Friday and I was in Abergwyngregyn again. Aber’ is the site of one of the community hydro’s we are working with (cross fingers we get the planning permission this week) But we had convened a meeting to discuss how the community could derive more benefit from the energy they generate and also how we could buy energy at community scale. The timing was interesting what with the news full of the ever rocketing domestic energy costs. As previously blogs have alluded we have been looking for a mechanism to keep more benefit at a local level e.g. current power purchase agreement mean micro generators have to sell energy for about 5p per KWh but buy energy it in at around 15p per KWh. (there must be a way to level the playing-field)
This is a follow on from the previous blog about the many and varied ways in theory which you could buy trade and offset energy. The practice is far more complex because of licensing, balancing, spillage and various other jargon terms and unless you buy a lot of energy then you don’t really stand a chance and the ones in need at the bottom of the supply ladder such as those in fuel poverty in fact can’t get cheaper energy. (takes money to save money) There are two types of energy consumer in the UK. Those on half hour meters (the big users) and those not (domestic users). The half hour meter users can benefit from cheaper energy because the supplier knows when the user needs their energy and it is bought and billed accordingly (energy in the uk is bought and sold in half hour clips) On the domestic side the consumer takes a one size fit all energy tariff (with variations within this tariff) and the supplier has to do a lot of guess-work and move the risks/ costs on to the bills hence why domestic consumer pays more than commercial.
Half hour meters are very expensive to administer and so the domestic consumer does not have a chance to take advantage of the better rates…or so we thought. In the meeting last Fri a possibility was discussed and we started scoping the plan of the plan (its nice and complicated!) But in essence by using the new generation of domestic smart meters which just happen to record energy use every half hour we could aggregate this data at a community level and in theory purchase energy at commercial-scale and thus pass on the benefit to the individuals. this could also be the same for organisations and groups.

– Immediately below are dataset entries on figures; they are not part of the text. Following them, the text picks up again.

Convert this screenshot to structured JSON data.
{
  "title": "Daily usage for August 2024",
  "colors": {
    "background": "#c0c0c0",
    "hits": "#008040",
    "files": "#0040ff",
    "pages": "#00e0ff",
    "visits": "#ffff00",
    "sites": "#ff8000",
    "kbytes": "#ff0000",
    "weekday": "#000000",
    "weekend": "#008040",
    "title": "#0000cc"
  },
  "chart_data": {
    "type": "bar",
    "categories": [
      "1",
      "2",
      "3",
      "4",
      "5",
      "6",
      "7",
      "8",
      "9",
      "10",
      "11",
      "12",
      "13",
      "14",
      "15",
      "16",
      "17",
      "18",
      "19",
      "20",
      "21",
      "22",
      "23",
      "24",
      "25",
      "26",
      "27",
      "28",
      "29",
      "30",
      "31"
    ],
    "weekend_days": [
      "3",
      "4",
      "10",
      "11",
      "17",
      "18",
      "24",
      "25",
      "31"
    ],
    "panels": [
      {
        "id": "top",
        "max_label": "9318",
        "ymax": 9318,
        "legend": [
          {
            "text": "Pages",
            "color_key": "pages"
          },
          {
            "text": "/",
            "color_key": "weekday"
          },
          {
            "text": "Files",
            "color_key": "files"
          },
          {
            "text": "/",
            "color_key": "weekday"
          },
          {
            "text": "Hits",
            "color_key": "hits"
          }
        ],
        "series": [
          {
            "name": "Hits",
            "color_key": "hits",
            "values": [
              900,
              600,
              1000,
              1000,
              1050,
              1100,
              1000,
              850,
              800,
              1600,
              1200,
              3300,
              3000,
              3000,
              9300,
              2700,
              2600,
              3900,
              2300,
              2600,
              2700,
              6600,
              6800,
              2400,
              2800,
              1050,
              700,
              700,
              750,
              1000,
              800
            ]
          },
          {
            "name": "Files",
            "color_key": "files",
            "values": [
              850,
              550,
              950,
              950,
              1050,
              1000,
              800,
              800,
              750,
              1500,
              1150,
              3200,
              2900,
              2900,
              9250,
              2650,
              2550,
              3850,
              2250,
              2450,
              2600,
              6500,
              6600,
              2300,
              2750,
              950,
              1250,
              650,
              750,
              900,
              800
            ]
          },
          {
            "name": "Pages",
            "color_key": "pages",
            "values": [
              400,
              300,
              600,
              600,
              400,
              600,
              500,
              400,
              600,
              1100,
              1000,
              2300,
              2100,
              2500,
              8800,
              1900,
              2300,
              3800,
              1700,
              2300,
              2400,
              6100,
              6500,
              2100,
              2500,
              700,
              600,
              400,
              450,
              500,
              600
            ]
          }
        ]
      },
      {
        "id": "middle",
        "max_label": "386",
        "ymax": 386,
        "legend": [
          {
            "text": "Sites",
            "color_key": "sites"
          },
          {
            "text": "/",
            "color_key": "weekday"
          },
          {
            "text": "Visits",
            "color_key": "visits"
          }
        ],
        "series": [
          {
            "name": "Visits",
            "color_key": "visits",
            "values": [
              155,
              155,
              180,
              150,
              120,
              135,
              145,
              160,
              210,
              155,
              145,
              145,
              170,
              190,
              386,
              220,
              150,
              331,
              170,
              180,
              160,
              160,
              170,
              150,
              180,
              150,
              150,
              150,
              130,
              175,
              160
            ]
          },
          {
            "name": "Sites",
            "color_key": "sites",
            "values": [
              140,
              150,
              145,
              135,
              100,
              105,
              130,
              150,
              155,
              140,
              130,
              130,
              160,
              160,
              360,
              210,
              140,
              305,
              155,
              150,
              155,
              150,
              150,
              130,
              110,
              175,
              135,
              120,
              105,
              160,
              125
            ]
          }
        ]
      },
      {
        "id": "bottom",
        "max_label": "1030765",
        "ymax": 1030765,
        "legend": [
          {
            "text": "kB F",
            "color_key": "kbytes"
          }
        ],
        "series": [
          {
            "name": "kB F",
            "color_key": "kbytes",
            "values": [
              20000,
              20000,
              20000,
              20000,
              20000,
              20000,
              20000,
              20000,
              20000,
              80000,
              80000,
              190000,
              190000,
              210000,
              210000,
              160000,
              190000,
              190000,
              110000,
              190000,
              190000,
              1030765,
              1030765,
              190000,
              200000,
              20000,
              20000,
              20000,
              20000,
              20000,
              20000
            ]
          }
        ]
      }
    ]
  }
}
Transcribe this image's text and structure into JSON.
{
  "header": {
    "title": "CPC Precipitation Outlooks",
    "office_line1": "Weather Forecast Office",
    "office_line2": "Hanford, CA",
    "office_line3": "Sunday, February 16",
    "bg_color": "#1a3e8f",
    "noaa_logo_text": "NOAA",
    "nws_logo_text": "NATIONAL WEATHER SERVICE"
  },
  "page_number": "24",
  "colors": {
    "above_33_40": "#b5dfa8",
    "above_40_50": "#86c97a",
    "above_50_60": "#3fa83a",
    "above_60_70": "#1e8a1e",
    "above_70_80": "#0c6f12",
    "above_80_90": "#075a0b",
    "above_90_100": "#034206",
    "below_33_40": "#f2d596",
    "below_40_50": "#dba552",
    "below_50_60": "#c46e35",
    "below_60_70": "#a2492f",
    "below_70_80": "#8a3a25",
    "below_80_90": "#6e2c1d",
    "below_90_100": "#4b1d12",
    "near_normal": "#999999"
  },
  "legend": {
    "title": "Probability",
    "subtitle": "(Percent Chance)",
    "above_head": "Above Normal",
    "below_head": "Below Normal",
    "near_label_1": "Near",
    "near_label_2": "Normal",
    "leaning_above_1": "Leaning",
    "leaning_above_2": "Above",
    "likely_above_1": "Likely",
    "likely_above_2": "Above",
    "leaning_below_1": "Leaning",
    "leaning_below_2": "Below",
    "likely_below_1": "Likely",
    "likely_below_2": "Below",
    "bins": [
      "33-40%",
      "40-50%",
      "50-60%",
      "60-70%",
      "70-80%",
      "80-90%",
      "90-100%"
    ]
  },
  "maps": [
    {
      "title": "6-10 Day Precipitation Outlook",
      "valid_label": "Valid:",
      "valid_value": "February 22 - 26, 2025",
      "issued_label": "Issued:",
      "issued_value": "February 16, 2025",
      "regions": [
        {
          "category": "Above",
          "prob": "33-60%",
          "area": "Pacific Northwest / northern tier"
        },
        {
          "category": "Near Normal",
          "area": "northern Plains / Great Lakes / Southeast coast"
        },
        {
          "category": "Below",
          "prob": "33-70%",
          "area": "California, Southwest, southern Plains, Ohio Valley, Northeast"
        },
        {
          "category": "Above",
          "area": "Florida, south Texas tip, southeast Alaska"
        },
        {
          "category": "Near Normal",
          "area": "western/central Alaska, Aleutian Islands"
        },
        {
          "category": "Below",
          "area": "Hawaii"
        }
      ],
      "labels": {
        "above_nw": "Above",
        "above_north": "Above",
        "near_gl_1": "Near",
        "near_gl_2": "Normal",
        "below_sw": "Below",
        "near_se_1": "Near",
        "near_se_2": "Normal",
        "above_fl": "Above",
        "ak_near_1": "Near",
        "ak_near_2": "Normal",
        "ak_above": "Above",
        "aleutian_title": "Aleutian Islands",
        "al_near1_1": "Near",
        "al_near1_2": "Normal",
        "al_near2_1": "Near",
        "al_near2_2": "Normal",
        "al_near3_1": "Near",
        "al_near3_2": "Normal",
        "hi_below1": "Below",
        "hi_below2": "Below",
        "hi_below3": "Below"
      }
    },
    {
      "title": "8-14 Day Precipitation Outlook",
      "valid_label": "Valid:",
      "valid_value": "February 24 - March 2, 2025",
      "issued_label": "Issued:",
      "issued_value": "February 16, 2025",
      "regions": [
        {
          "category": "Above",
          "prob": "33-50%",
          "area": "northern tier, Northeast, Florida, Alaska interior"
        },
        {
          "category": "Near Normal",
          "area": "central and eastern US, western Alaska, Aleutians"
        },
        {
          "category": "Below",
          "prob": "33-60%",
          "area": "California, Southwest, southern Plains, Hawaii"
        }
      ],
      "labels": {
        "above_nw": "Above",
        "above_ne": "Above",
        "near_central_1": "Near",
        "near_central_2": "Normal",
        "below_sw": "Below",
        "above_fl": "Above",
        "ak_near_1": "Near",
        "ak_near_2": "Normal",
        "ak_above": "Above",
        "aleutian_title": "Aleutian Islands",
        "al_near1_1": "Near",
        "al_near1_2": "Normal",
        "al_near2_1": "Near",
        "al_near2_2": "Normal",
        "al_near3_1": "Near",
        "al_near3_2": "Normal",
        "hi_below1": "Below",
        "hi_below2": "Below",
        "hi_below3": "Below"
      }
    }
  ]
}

The next step after establishing the aggregation purchase would be to ‘pool’ the community energy generation eg a hydro or pv into this aggregation. Simple in theory but very complex. Everything from developing algorithms, legal contracts through to billing. But its a win, win for all concerned. From the energy supplier perspective is makes for easier supply management, through to the consumer being able to make a more informed decision about when energy is cheaper and hopefully save money. We are now working as part of a group across the UK on what could be a really big shift in energy supply…but it has never been done before in the UK! (but ‘never been’ does not mean ‘can’t do’!)